Somalia’s livestock industry has been reeling since Saudi Arabia drastically downscaled the hajj, the Muslim pilgrimage to Mecca, because of Covid-19.
Somalia earns the majority of its export earnings from livestock, and it normally sells millions of cattle and goats to Saudi Arabia to feed pilgrims at the hajj.
Hassan Farah, a livestock trader in southern Somalia, typically would be a busy man at this time of year, loading ships bound for Persian Gulf countries with livestock. But this year, he said, the coronavirus has destroyed his business.
Farah, 42, said that before the virus struck, “we used to export livestock. We used to get our livelihood. Then the virus came, and everything we are doing came to a stop. Here in Lower Juba, we would export livestock two, three times a month, but now we export once every three months.”
According to a 2019 Veterinary Medicine and Science report, Saudi Arabia imports upward of 3 million goats, sheep, cattle and camels during the hajj season. Somali traders supply a large number of the animals.

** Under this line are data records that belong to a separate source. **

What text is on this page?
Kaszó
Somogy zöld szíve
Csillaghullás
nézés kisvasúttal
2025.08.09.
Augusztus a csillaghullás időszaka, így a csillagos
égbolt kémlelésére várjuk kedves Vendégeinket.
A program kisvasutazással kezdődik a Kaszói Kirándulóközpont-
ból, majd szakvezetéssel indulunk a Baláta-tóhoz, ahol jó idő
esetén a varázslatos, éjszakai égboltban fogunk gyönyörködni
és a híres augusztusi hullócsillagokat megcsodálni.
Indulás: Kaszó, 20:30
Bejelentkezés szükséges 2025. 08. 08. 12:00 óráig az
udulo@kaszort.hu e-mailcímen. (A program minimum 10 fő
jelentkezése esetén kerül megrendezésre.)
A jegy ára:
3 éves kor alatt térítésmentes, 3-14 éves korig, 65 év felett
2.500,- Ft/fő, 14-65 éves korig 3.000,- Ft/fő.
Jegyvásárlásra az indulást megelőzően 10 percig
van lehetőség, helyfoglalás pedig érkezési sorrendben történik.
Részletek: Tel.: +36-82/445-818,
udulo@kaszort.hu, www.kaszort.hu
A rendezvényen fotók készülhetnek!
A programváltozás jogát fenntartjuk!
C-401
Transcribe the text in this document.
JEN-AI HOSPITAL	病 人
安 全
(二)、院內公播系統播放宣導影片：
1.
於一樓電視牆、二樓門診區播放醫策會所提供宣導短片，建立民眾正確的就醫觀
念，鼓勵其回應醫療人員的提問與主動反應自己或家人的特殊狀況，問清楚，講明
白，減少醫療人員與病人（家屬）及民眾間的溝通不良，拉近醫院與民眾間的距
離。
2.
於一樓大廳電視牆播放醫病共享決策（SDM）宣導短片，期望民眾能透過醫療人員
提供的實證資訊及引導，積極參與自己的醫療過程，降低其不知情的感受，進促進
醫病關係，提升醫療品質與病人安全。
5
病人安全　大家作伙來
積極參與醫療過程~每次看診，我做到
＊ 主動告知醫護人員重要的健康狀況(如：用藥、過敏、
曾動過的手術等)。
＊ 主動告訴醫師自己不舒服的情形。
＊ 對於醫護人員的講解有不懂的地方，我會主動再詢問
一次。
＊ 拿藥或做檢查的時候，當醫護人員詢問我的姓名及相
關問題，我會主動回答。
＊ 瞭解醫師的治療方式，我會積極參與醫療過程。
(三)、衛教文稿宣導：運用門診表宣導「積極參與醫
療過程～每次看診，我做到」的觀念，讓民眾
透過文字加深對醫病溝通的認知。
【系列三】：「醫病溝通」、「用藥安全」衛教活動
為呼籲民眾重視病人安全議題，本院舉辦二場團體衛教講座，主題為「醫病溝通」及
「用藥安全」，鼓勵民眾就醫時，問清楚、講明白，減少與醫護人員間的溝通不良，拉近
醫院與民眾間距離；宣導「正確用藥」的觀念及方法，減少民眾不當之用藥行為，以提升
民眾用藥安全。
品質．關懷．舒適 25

Khalid Saeed, a livestock coordinator for the UN Food and Agriculture Organisation in Somalia, said that despite the virus and restrictions, Somali traders were able to export at least 1.3 million animals in four months this year. He said that from April to the end of July, the value of animals exported to the Middle East would be about $90 million to $95 million.
However, Abdiaziz Bashir Adan, Kismayo livestock director, said that was a low number compared with figures from previous years.
He said livestock traders target a time like this during the hajj period, and that the cancellation of the pilgrimage had made the situation worse, hurting prices. For example, he said, a goat that was going for $70 to $80 now was being sold for $50 and the cancellation of the pilgrimage was to blame.
According to the World Bank, Somalia has an estimated 53 million head of livestock, which account for about 75% of Somalia’s exports.
The pandemic has left tens of thousands of families without an income and little hope of making a living unless Covid-19 is brought under control.